Oncotarget 2017 September 30
Purpose: This study was conducted to evaluate the impact of radiation dose after margin involved resection in patients with extrahepatic bile duct cancer.

Methods: Among the 251 patients who underwent curative resection followed by adjuvant chemoradiotherapy, 86 patients had either invasive carcinoma ( n = 63) or carcinoma in situ ( n = 23) at the resected margin. Among them, 54 patients received conventional radiation dose (40-50.4 Gy) and 32 patients received escalated radiation dose (54-56 Gy).

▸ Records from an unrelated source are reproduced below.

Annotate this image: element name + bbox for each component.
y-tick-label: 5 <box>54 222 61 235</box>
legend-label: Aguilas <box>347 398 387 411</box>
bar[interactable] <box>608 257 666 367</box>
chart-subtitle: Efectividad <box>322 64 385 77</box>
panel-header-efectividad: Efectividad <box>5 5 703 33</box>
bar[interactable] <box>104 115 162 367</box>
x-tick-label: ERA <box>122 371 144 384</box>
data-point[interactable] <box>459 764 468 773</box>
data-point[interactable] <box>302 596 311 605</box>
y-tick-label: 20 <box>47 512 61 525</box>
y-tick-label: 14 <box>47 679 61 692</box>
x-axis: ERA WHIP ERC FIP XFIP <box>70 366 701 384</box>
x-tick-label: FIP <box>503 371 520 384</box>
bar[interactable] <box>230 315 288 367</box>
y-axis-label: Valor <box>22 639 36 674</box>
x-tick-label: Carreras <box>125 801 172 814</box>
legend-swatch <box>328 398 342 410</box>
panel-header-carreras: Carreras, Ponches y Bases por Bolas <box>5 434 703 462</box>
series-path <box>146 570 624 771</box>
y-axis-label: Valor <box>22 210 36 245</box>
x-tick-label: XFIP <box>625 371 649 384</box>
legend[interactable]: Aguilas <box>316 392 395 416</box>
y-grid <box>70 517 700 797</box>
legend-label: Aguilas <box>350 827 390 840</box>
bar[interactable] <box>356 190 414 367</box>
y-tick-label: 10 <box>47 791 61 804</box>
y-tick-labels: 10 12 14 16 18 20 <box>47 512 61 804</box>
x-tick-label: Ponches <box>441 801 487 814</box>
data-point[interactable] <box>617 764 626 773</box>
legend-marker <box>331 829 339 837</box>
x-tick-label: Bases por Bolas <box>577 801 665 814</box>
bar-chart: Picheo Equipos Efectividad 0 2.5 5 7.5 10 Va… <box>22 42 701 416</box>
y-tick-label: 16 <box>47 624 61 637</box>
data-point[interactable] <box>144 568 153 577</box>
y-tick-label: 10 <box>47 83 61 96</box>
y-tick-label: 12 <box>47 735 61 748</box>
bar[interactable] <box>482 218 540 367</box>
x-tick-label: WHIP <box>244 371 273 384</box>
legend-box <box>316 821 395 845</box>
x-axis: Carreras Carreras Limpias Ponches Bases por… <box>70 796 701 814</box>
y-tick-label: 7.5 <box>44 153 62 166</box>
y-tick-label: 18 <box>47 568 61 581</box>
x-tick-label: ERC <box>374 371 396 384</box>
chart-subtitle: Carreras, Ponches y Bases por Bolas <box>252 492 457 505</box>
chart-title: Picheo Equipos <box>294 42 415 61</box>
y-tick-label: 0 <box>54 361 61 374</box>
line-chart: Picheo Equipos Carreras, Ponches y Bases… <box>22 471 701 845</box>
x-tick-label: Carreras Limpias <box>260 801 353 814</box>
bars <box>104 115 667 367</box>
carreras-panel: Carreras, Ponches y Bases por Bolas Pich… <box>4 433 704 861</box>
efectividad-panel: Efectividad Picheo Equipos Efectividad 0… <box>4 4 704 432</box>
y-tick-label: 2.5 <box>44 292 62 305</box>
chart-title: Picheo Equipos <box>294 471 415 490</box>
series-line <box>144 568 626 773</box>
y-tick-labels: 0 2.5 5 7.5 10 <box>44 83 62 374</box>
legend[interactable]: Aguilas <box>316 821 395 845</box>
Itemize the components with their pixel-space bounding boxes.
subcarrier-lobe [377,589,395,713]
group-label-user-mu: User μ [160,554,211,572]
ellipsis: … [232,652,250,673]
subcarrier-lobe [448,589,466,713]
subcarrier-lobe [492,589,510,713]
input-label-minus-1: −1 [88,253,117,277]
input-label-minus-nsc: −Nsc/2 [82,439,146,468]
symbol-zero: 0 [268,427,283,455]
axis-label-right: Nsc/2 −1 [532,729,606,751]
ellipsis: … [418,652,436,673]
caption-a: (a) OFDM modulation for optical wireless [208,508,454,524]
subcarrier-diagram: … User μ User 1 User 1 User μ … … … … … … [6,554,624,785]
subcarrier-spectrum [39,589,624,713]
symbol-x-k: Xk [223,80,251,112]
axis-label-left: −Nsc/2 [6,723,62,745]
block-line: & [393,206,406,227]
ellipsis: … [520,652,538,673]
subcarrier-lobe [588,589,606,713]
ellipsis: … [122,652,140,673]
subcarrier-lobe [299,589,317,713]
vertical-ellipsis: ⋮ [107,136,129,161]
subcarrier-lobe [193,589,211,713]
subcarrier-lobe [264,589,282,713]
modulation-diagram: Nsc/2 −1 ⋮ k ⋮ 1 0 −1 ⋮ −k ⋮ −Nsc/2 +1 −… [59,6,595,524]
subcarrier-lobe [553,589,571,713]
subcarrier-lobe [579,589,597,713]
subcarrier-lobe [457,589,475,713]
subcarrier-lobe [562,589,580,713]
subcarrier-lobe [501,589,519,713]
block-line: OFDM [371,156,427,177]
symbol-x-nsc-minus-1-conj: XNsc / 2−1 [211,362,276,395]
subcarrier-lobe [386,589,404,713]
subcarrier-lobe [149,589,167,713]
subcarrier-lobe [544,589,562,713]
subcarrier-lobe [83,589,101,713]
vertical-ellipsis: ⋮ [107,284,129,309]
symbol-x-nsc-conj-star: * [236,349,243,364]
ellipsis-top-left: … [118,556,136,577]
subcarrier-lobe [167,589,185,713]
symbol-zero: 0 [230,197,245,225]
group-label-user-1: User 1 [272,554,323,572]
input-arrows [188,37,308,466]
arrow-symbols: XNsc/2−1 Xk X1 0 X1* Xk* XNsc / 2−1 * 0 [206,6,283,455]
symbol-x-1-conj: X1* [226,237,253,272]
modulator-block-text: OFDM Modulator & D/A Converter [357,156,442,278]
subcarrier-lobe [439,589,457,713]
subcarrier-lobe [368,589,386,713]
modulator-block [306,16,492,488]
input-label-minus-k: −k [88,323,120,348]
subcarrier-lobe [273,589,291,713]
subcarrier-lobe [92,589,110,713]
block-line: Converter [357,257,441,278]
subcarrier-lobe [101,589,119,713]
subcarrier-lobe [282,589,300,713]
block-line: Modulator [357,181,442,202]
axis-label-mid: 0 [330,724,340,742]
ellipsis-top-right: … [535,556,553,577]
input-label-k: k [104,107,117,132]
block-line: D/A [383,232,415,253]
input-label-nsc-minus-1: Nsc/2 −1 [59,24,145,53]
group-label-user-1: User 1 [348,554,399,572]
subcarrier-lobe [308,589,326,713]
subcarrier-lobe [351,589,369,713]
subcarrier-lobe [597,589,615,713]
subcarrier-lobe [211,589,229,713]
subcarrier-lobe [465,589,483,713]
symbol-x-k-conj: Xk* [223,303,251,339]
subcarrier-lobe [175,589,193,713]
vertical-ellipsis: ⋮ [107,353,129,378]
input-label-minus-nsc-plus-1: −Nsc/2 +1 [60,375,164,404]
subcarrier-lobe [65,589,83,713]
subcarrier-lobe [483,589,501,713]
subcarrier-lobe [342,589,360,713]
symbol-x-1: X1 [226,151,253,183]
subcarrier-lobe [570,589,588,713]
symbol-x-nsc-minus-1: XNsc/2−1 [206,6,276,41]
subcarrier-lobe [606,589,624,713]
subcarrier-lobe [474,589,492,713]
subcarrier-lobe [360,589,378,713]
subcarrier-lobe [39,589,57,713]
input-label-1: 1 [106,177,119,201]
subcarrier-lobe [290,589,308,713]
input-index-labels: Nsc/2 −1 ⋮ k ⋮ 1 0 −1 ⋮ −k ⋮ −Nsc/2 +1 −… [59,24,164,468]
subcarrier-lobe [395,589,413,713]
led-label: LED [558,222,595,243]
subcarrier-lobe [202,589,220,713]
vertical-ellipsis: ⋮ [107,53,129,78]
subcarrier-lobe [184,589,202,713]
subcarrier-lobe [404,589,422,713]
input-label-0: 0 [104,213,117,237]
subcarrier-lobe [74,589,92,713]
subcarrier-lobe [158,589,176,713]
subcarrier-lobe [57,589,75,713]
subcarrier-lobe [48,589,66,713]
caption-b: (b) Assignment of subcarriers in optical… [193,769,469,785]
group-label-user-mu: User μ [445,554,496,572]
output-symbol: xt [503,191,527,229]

Results: Escalated radiation dose was associated with improved locoregional control (5yr rate, 73.8% vs . 47.1%, p = 0.069), but not disease-free survival (5yr rate, 43.4% vs . 32.6%, p = 0.490) and overall survival (5yr rate, 40.6% vs . 29.6%, p = 0.348). In multivariate analysis for locoregional control, invasive carcinoma at the margin (HR 2.957, p = 0.032) and escalated radiation dose (HR 0.394, p = 0.047) were independent prognostic factors. No additional gastrointestinal toxicity was observed in escalated dose group.

Conclusions: Delivery of radiation dose ≥ 54 Gy was well tolerated and associated with improved locoregional control, but not with overall survival after margin involved resection. Further validation study is warranted.